OTHER IMPORTANT MACRO DATA AND EVENTS

In December, the PCE price index increased by 0.3% month-on-month (2.6% annually) with core inflation steady at 2.8%. Meanwhile, consumer spending rose by 0.7% as a strong labour market and wage growth boosted activity.

The U.S. economy grew 2.3% in Q4 2024, down from 3.1% in Q3, staying resilient due to strong consumer demand and a resilient jobs market despite disruptions. The Fed kept rates at 4.25%-4.5%, though potential policy shifts under President Trump may delay future rate cuts.

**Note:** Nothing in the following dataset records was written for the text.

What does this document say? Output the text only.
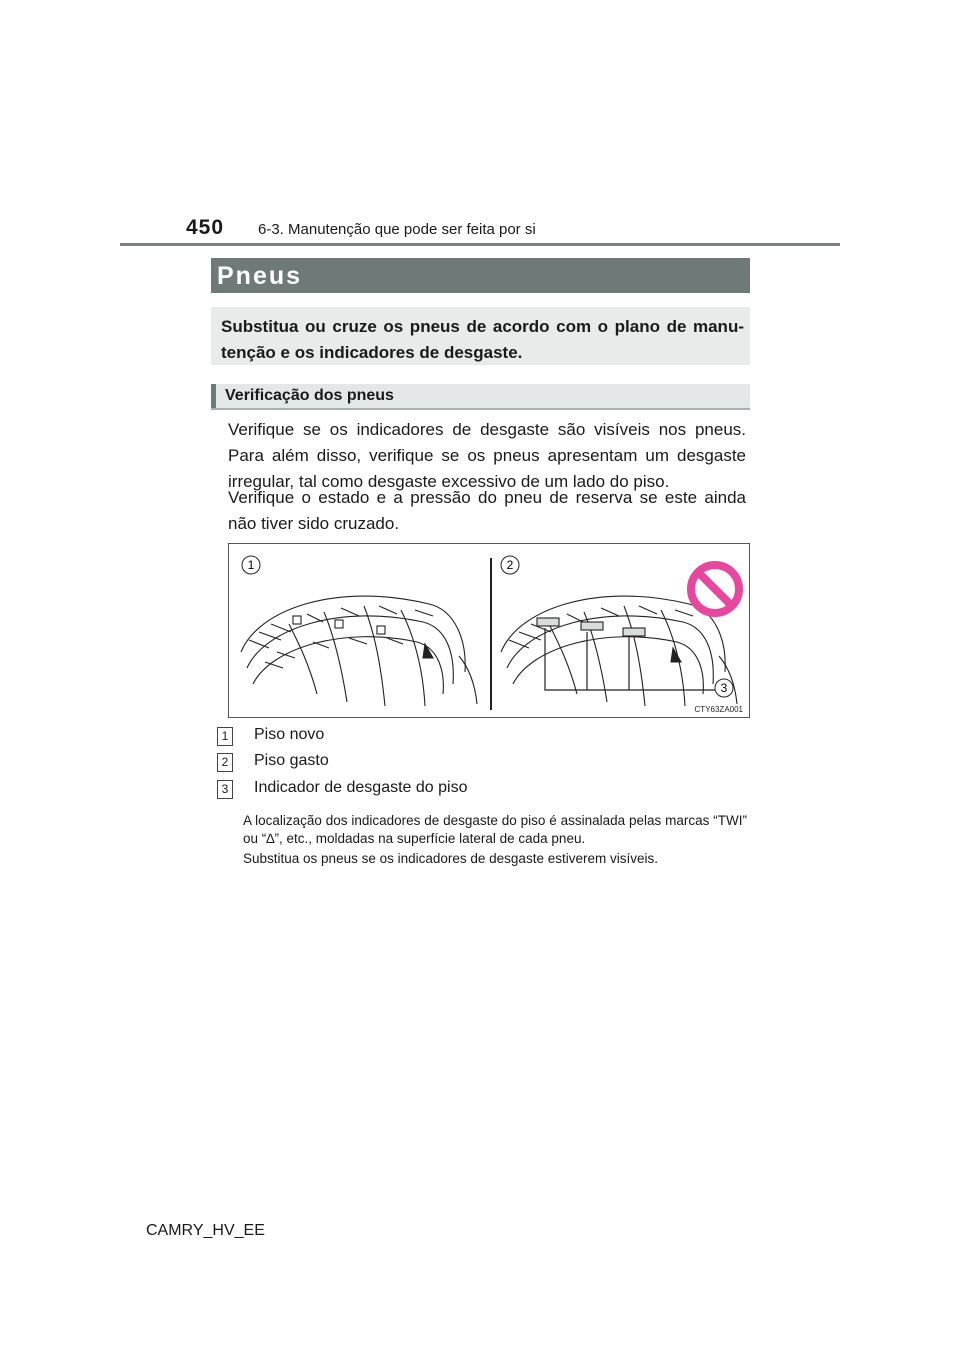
450 6-3. Manutenção que pode ser feita por si
Pneus

Substitua ou cruze os pneus de acordo com o plano de manu-tenção e os indicadores de desgaste.

Verificação dos pneus

Verifique se os indicadores de desgaste são visíveis nos pneus. Para além disso, verifique se os pneus apresentam um desgaste irregular, tal como desgaste excessivo de um lado do piso.

Verifique o estado e a pressão do pneu de reserva se este ainda não tiver sido cruzado.

1	2
3
CTY63ZA001
1 Piso novo
2 Piso gasto
3 Indicador de desgaste do piso

A localização dos indicadores de desgaste do piso é assinalada pelas marcas “TWI” ou “∆”, etc., moldadas na superfície lateral de cada pneu.

Substitua os pneus se os indicadores de desgaste estiverem visíveis.

CAMRY_HV_EE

What Can We Expect from The Market This Week

BoE Interest Rate Decision: The Bank of England's base interest rate currently stands at 4.75%, following a 25 basis point cut in November 2024. The current consensus around the February 6th meeting is another 25 bps cut to 4.50% as the inflation rate stayed within range while domestic growth stagnated..

JOLTs Job Openings: Job openings in the U.S. were a little higher at 8.1 million on the last business day of November. Although lower by 827,000 compared to last year, it could be an early sign of a trend reversal, breaking out of the decline.

Eurozone CPI January: Eurozone January preliminary inflation data is estimated to flat out at 2.4% after December saw it rise from 2.2% to 2.4%, reducing hopes for further cuts by the ECB. The data could come lower as Germany's preliminary inflation data was lower than expected.

OPEC Meeting: OPEC+ will hold a Joint Ministerial Monitoring Committee (JMMC) meeting to assess member compliance with voluntary production cuts of 2.2 million bpd, though much of these cuts were already in effect. OPEC+ faces challenges from Angola's recent exit and record-high U.S. shale production, which could impact its efforts to stabilise the market.

ISM Non-Manufacturing PMI: The ISM Services PMI rose to 54.1 in December 2024 from 52.1 in November, surpassing market expectations of 53.3 and marking the 10th consecutive month of expansion in the U.S. services sector. This continued growth in the service industries was attributed to strong demand, employment trends, and higher business activity.